C.C. Katt, a ne’er-do-well skunk of an offstage character, is slaughtered on his wedding night. Found at the scene is his newly minted bride Mona’s pink electric guitar, smashed over his head, along with her wedding gown (splattered not with blood but with the Yoo-hoo with which her groom had been celebrating).
This makes an open-and-shut case for ambitious D.A. Mavis Frye (Karen Culp), an expert prosecutor up against hapless defense attorney (and narrator) Jim Summerford (Richard Binder). Mavis is running for mayor and also is engaged to Jim; that’s the way things go in small-town Tippo, Ga.
All this leaves poor Mona (Mariand Torres), proprietress of Tippo’s only watering hole, the Frog Pad, in dire straits. On top of which, as she relates in her big ballad, “The Lockdown Blues,” she’s “falling in love with my lawyer, and he’s never won a case.”

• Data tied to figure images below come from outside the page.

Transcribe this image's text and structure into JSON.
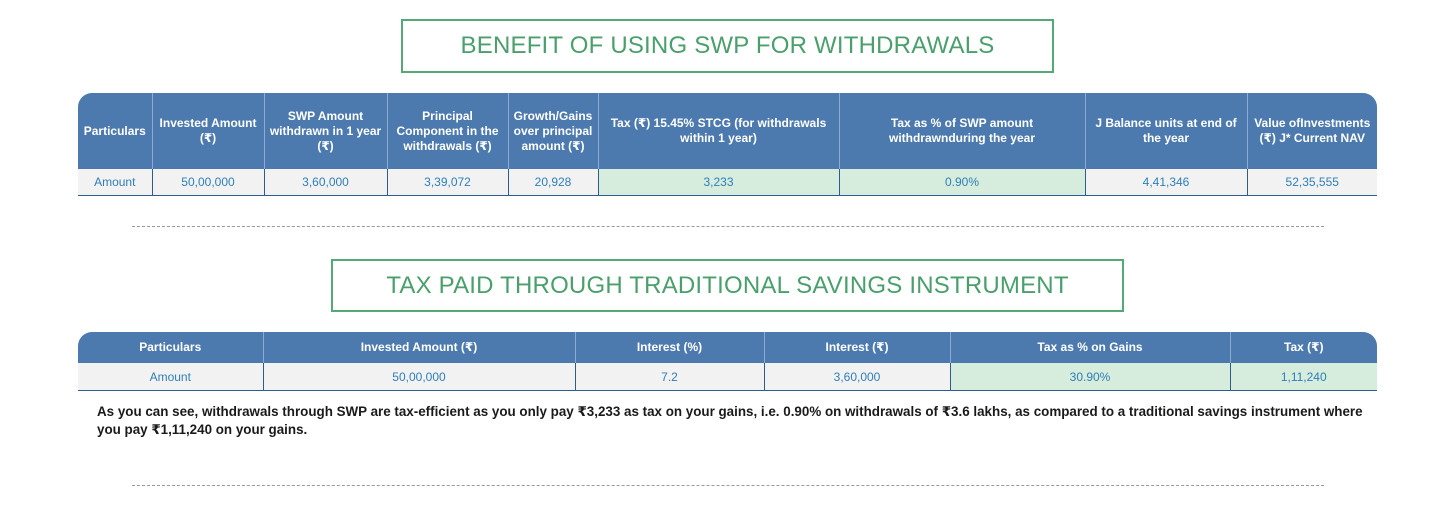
{
  "section1": {
    "title": "BENEFIT OF USING SWP FOR WITHDRAWALS",
    "headers": [
      "Particulars",
      "Invested Amount (₹)",
      "SWP Amount withdrawn in 1 year (₹)",
      "Principal Component in the withdrawals (₹)",
      "Growth/Gains over principal amount (₹)",
      "Tax (₹) 15.45% STCG (for withdrawals within 1 year)",
      "Tax as % of SWP amount withdrawnduring the year",
      "J Balance units at end of the year",
      "Value ofInvestments (₹) J* Current NAV"
    ],
    "row": [
      "Amount",
      "50,00,000",
      "3,60,000",
      "3,39,072",
      "20,928",
      "3,233",
      "0.90%",
      "4,41,346",
      "52,35,555"
    ]
  },
  "section2": {
    "title": "TAX PAID THROUGH TRADITIONAL SAVINGS INSTRUMENT",
    "headers": [
      "Particulars",
      "Invested Amount (₹)",
      "Interest (%)",
      "Interest (₹)",
      "Tax as % on Gains",
      "Tax (₹)"
    ],
    "row": [
      "Amount",
      "50,00,000",
      "7.2",
      "3,60,000",
      "30.90%",
      "1,11,240"
    ]
  },
  "summary": "As you can see, withdrawals through SWP are tax-efficient as you only pay ₹3,233 as tax on your gains, i.e. 0.90% on withdrawals of ₹3.6 lakhs, as compared to a traditional savings instrument where you pay ₹1,11,240 on your gains.",
  "colors": {
    "header_bg": "#4d7aae",
    "title_green": "#4a9f6c",
    "highlight_green": "#d6ecdc",
    "cell_text": "#2f7fb8"
  }
}
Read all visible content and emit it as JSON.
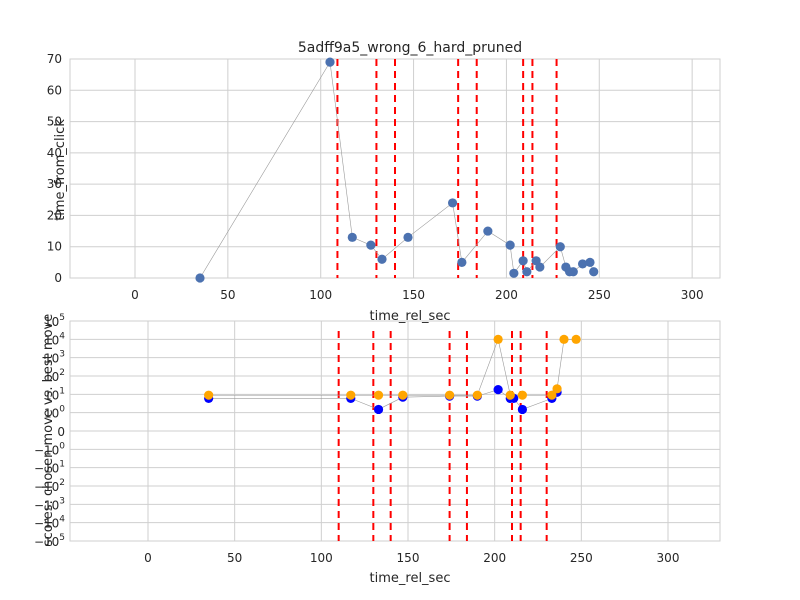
{
  "chart_data": [
    {
      "type": "scatter",
      "title": "5adff9a5_wrong_6_hard_pruned",
      "xlabel": "time_rel_sec",
      "ylabel": "time_from_click",
      "xlim": [
        -35,
        315
      ],
      "ylim": [
        0,
        70
      ],
      "xticks": [
        "0",
        "50",
        "100",
        "150",
        "200",
        "250",
        "300"
      ],
      "xtick_values": [
        0,
        50,
        100,
        150,
        200,
        250,
        300
      ],
      "yticks": [
        "0",
        "10",
        "20",
        "30",
        "40",
        "50",
        "60",
        "70"
      ],
      "ytick_values": [
        0,
        10,
        20,
        30,
        40,
        50,
        60,
        70
      ],
      "grid": true,
      "connect_points": true,
      "series": [
        {
          "color": "#4c72b0",
          "x": [
            35,
            105,
            117,
            127,
            133,
            147,
            171,
            176,
            190,
            202,
            204,
            209,
            211,
            216,
            218,
            229,
            232,
            234,
            236,
            241,
            245,
            247
          ],
          "y": [
            0,
            69,
            13,
            10.5,
            6,
            13,
            24,
            5,
            15,
            10.5,
            1.5,
            5.5,
            2,
            5.5,
            3.5,
            10,
            3.5,
            2,
            2,
            4.5,
            5,
            2
          ]
        }
      ],
      "vertical_lines": {
        "color": "#ff0000",
        "style": "dashed",
        "x": [
          109,
          130,
          140,
          174,
          184,
          209,
          214,
          227
        ]
      }
    },
    {
      "type": "scatter",
      "xlabel": "time_rel_sec",
      "ylabel": "scores: chosen move vs. best move",
      "yscale": "symlog",
      "xlim": [
        -45,
        330
      ],
      "xticks": [
        "0",
        "50",
        "100",
        "150",
        "200",
        "250",
        "300"
      ],
      "xtick_values": [
        0,
        50,
        100,
        150,
        200,
        250,
        300
      ],
      "yticks": [
        "10^5",
        "10^4",
        "10^3",
        "10^2",
        "10^1",
        "10^0",
        "0",
        "-10^0",
        "-10^1",
        "-10^2",
        "-10^3",
        "-10^4",
        "-10^5"
      ],
      "grid": true,
      "connect_points": true,
      "series": [
        {
          "color": "#0000ff",
          "x": [
            35,
            117,
            133,
            147,
            174,
            190,
            202,
            209,
            211,
            216,
            233,
            236
          ],
          "y": [
            6,
            6,
            1.5,
            7,
            8,
            8,
            18,
            6,
            6,
            1.5,
            6,
            13
          ]
        },
        {
          "color": "#ffa500",
          "x": [
            35,
            117,
            133,
            147,
            174,
            190,
            202,
            209,
            216,
            233,
            236,
            240,
            247
          ],
          "y": [
            9,
            9,
            9,
            9,
            9,
            9,
            10000,
            9,
            9,
            9,
            20,
            10000,
            10000
          ]
        }
      ],
      "vertical_lines": {
        "color": "#ff0000",
        "style": "dashed",
        "x": [
          110,
          130,
          140,
          174,
          184,
          210,
          215,
          230
        ]
      }
    }
  ]
}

Songs come from Jim Wann, one of the co-authors of the long-running 1982 hit “Pump Boys.” The numbers have a country twang and a humorously offbeat quality; at one point, the three-piece Frog Pad band of actor-musicians backs up a ballad with — literally — ribbits.
Wann also serves as co-librettist with his wife, Patricia Miller. Book and score are all of a piece, with a liberal sprinkling of groaners. The four secondary actors double and triple, with various zanies brought in for a song and a scene. (Like Patel, the Indian proprietor of the Santa Clause Motel.) While this sort of thing can become wearing, the effect here is cheerfully endearing.

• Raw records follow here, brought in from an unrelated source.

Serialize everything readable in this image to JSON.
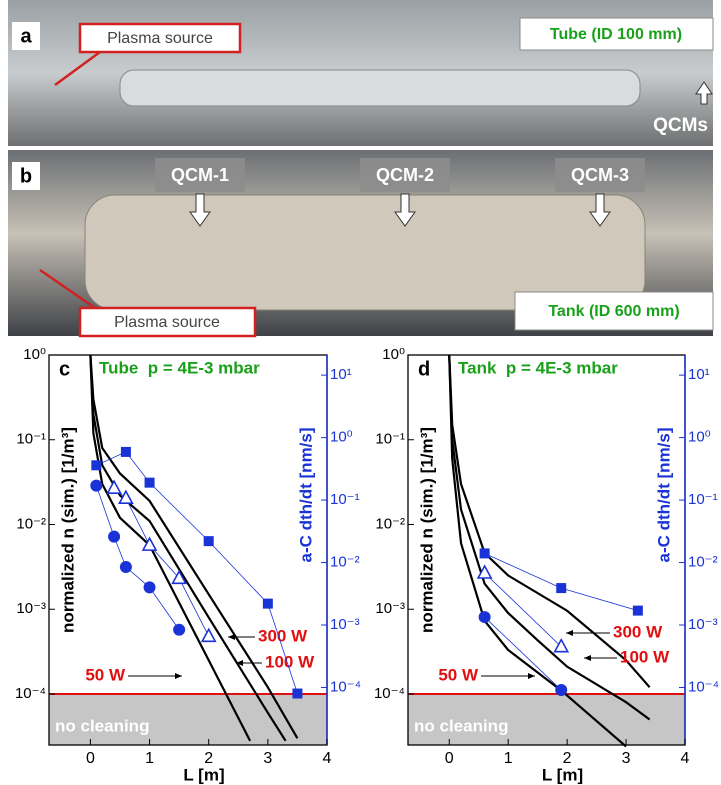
{
  "photos": [
    {
      "label": "a",
      "annotations": [
        "Plasma source",
        "Tube (ID 100 mm)",
        "QCMs"
      ]
    },
    {
      "label": "b",
      "annotations": [
        "QCM-1",
        "QCM-2",
        "QCM-3",
        "Plasma source",
        "Tank (ID 600 mm)"
      ]
    }
  ],
  "chart_data": [
    {
      "type": "line",
      "panel": "c",
      "title": "Tube  p = 4E-3 mbar",
      "xlabel": "L [m]",
      "ylabel": "normalized n (sim.) [1/m³]",
      "y2label": "a-C dth/dt [nm/s]",
      "xlim": [
        -0.7,
        4
      ],
      "xticks": [
        0,
        1,
        2,
        3,
        4
      ],
      "ylim": [
        2.5e-05,
        1
      ],
      "log_y": true,
      "yticks": [
        {
          "value": 0.0001,
          "label": "10⁻⁴"
        },
        {
          "value": 0.001,
          "label": "10⁻³"
        },
        {
          "value": 0.01,
          "label": "10⁻²"
        },
        {
          "value": 0.1,
          "label": "10⁻¹"
        },
        {
          "value": 1,
          "label": "10⁰"
        }
      ],
      "y2lim": [
        1.2e-05,
        21
      ],
      "y2ticks": [
        {
          "value": 0.0001,
          "label": "10⁻⁴"
        },
        {
          "value": 0.001,
          "label": "10⁻³"
        },
        {
          "value": 0.01,
          "label": "10⁻²"
        },
        {
          "value": 0.1,
          "label": "10⁻¹"
        },
        {
          "value": 1,
          "label": "10⁰"
        },
        {
          "value": 10,
          "label": "10¹"
        }
      ],
      "threshold": {
        "value": 0.0001,
        "label": "no cleaning",
        "color": "#e01010"
      },
      "series": [
        {
          "name": "300 W",
          "color": "#000000",
          "x": [
            0,
            0.05,
            0.2,
            0.5,
            1,
            2,
            3,
            3.5
          ],
          "values": [
            1,
            0.3,
            0.08,
            0.04,
            0.019,
            0.0015,
            0.00012,
            3e-05
          ]
        },
        {
          "name": "100 W",
          "color": "#000000",
          "x": [
            0,
            0.05,
            0.2,
            0.5,
            1,
            2,
            3,
            3.3
          ],
          "values": [
            1,
            0.2,
            0.05,
            0.022,
            0.011,
            0.0008,
            6e-05,
            2.8e-05
          ]
        },
        {
          "name": "50 W",
          "color": "#000000",
          "x": [
            0,
            0.05,
            0.2,
            0.5,
            1,
            2,
            2.7
          ],
          "values": [
            1,
            0.12,
            0.03,
            0.012,
            0.0057,
            0.00025,
            2.8e-05
          ]
        },
        {
          "axis": "y2",
          "marker": "square",
          "color": "#1a33d6",
          "x": [
            0.1,
            0.6,
            1,
            2,
            3,
            3.5
          ],
          "values": [
            0.36,
            0.59,
            0.19,
            0.022,
            0.0022,
            8e-05
          ]
        },
        {
          "axis": "y2",
          "marker": "triangle",
          "color": "#1a33d6",
          "x": [
            0.4,
            0.6,
            1,
            1.5,
            2
          ],
          "values": [
            0.155,
            0.107,
            0.019,
            0.0056,
            0.00066
          ]
        },
        {
          "axis": "y2",
          "marker": "circle",
          "color": "#1a33d6",
          "x": [
            0.1,
            0.4,
            0.6,
            1,
            1.5
          ],
          "values": [
            0.17,
            0.026,
            0.0085,
            0.004,
            0.00084
          ]
        }
      ]
    },
    {
      "type": "line",
      "panel": "d",
      "title": "Tank  p = 4E-3 mbar",
      "xlabel": "L [m]",
      "ylabel": "normalized n (sim.) [1/m³]",
      "y2label": "a-C dth/dt [nm/s]",
      "xlim": [
        -0.7,
        4
      ],
      "xticks": [
        0,
        1,
        2,
        3,
        4
      ],
      "ylim": [
        2.5e-05,
        1
      ],
      "log_y": true,
      "yticks": [
        {
          "value": 0.0001,
          "label": "10⁻⁴"
        },
        {
          "value": 0.001,
          "label": "10⁻³"
        },
        {
          "value": 0.01,
          "label": "10⁻²"
        },
        {
          "value": 0.1,
          "label": "10⁻¹"
        },
        {
          "value": 1,
          "label": "10⁰"
        }
      ],
      "y2lim": [
        1.2e-05,
        21
      ],
      "y2ticks": [
        {
          "value": 0.0001,
          "label": "10⁻⁴"
        },
        {
          "value": 0.001,
          "label": "10⁻³"
        },
        {
          "value": 0.01,
          "label": "10⁻²"
        },
        {
          "value": 0.1,
          "label": "10⁻¹"
        },
        {
          "value": 1,
          "label": "10⁰"
        },
        {
          "value": 10,
          "label": "10¹"
        }
      ],
      "threshold": {
        "value": 0.0001,
        "label": "no cleaning",
        "color": "#e01010"
      },
      "series": [
        {
          "name": "300 W",
          "color": "#000000",
          "x": [
            0,
            0.05,
            0.2,
            0.6,
            1,
            2,
            3,
            3.4
          ],
          "values": [
            1,
            0.15,
            0.03,
            0.0046,
            0.0025,
            0.00096,
            0.00025,
            0.00012
          ]
        },
        {
          "name": "100 W",
          "color": "#000000",
          "x": [
            0,
            0.05,
            0.2,
            0.6,
            1,
            1.5,
            2,
            3,
            3.4
          ],
          "values": [
            1,
            0.1,
            0.015,
            0.002,
            0.0009,
            0.00043,
            0.00021,
            8e-05,
            5e-05
          ]
        },
        {
          "name": "50 W",
          "color": "#000000",
          "x": [
            0,
            0.05,
            0.2,
            0.6,
            1,
            1.9,
            3
          ],
          "values": [
            1,
            0.06,
            0.006,
            0.00073,
            0.00033,
            0.00011,
            2.4e-05
          ]
        },
        {
          "axis": "y2",
          "marker": "square",
          "color": "#1a33d6",
          "x": [
            0.6,
            1.9,
            3.2
          ],
          "values": [
            0.014,
            0.0039,
            0.0017
          ]
        },
        {
          "axis": "y2",
          "marker": "triangle",
          "color": "#1a33d6",
          "x": [
            0.6,
            1.9
          ],
          "values": [
            0.0068,
            0.00045
          ]
        },
        {
          "axis": "y2",
          "marker": "circle",
          "color": "#1a33d6",
          "x": [
            0.6,
            1.9
          ],
          "values": [
            0.00134,
            9.1e-05
          ]
        }
      ]
    }
  ]
}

Binder is engaging in the central role of the seersuckered attorney, Torres does fine as the accused murderess, and Culp completes the triangle as the smug D.A. David Jon Wilson is likable as a parking enforcement officer, Natalie Douglas and Marcie Henderson sing up a storm in two roles each, and Omri Schein provides four broad but winning comic sketches.
The band is ever-present — playing, singing and acting small roles. Director Kate Middleton keeps the comedy bubbling on Travis McHale’s amusing and effective set (which doubles as bar and courtroom).
This musical is not exactly new; it was first staged in 2000 at the Pasadena Playhouse and has seen a few productions in the interim. On the basis of this belated New York premiere, “The People vs. Mona” looks to be a crowd-pleaser on the stock and amateur circuit. Meanwhile, it should please quite a few patrons at its home on West 36th Street. And where else in Manhattan, other than at the intermission bar, can nostalgic Southerners find a cold Peach Nehi or a bottle of diet Cheerwine?